Speaker: Dorian Baudry (INRIA)
Title: Does Stochastic Gradient really succeed for bandits?
Paper: link
More Details:
Authors: Dorian Baudry, Emmeran Johnson, Simon Vary, Ciara Pike-Burke, Patrick Rebeschini
Abstract: Recent works have deepened the theoretical understanding of the Stochastic Gradient Bandit (SGB) policy, showing that using a constant learning rate guarantees asymptotic convergence to the optimal policy, and that sufficiently small learning rates can yield logarithmic regret. However, whether logarithmic regret holds beyond small learning rates remains unclear. In this work, we take a step towards characterizing the regret regimes of SGB as a function of its learning rate. For two–armed bandits, we identify a sharp threshold, below which SGB achieves logarithmic regret on all instances, and above which it can incur polynomial regret on some instances.
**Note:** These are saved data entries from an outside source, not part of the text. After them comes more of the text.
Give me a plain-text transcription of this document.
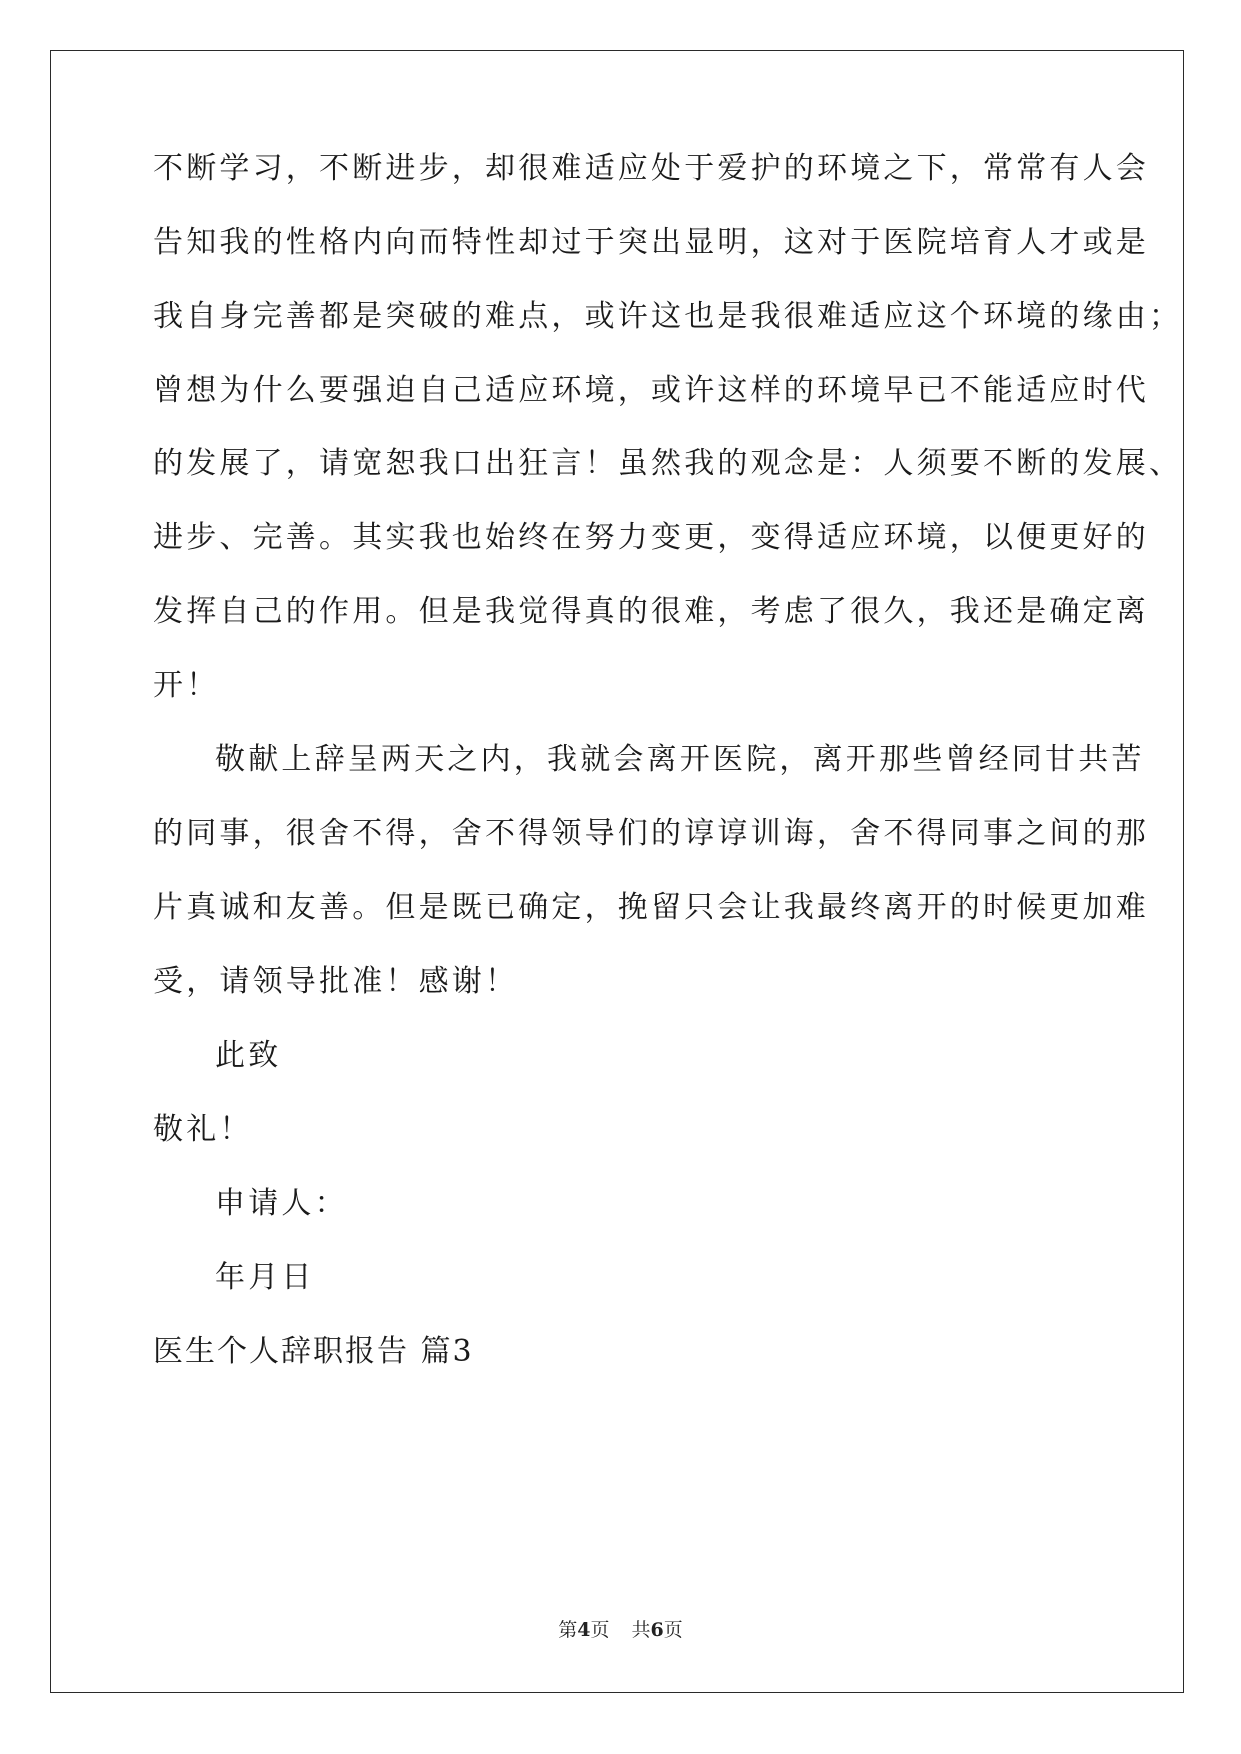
不断学习，不断进步，却很难适应处于爱护的环境之下，常常有人会
告知我的性格内向而特性却过于突出显明，这对于医院培育人才或是
我自身完善都是突破的难点，或许这也是我很难适应这个环境的缘由；
曾想为什么要强迫自己适应环境，或许这样的环境早已不能适应时代
的发展了，请宽恕我口出狂言！虽然我的观念是：人须要不断的发展、
进步、完善。其实我也始终在努力变更，变得适应环境，以便更好的
发挥自己的作用。但是我觉得真的很难，考虑了很久，我还是确定离
开！
敬献上辞呈两天之内，我就会离开医院，离开那些曾经同甘共苦
的同事，很舍不得，舍不得领导们的谆谆训诲，舍不得同事之间的那
片真诚和友善。但是既已确定，挽留只会让我最终离开的时候更加难
受，请领导批准！感谢！
此致
敬礼！
申请人：
年月日
医生个人辞职报告 篇3
第4页 共6页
This result highlights the necessity of knowing (or estimating) the minimum gap to ensure logarithmic regret with a constant learning rate. For general K-armed bandits, we further show the learning rate must additionally scale inversely with K to avoid polynomial regret. We introduce novel techniques to derive regret upper bounds for SGB, laying the groundwork for future advances in the theory of gradient-based bandit algorithms.
Speaker Bio: I am a researcher at Inria Grenoble & Université Grenoble Alpes, working on the theory of sequential decision-making problems, in particular multi-armed bandits. This work was conducted while I was a postdoctoral researcher at the statistics department of Oxford University, where I was working with Patrick Rebeschini. Previously, I had a first experience as a postdoctoral researcher at ENSAE & IP Paris, where I was working with Vianney Perchet; and I received my PhD from Université de Lille in 2022, where I was supervised by Emilie Kaufmann and Odalric-Ambrym Maillard.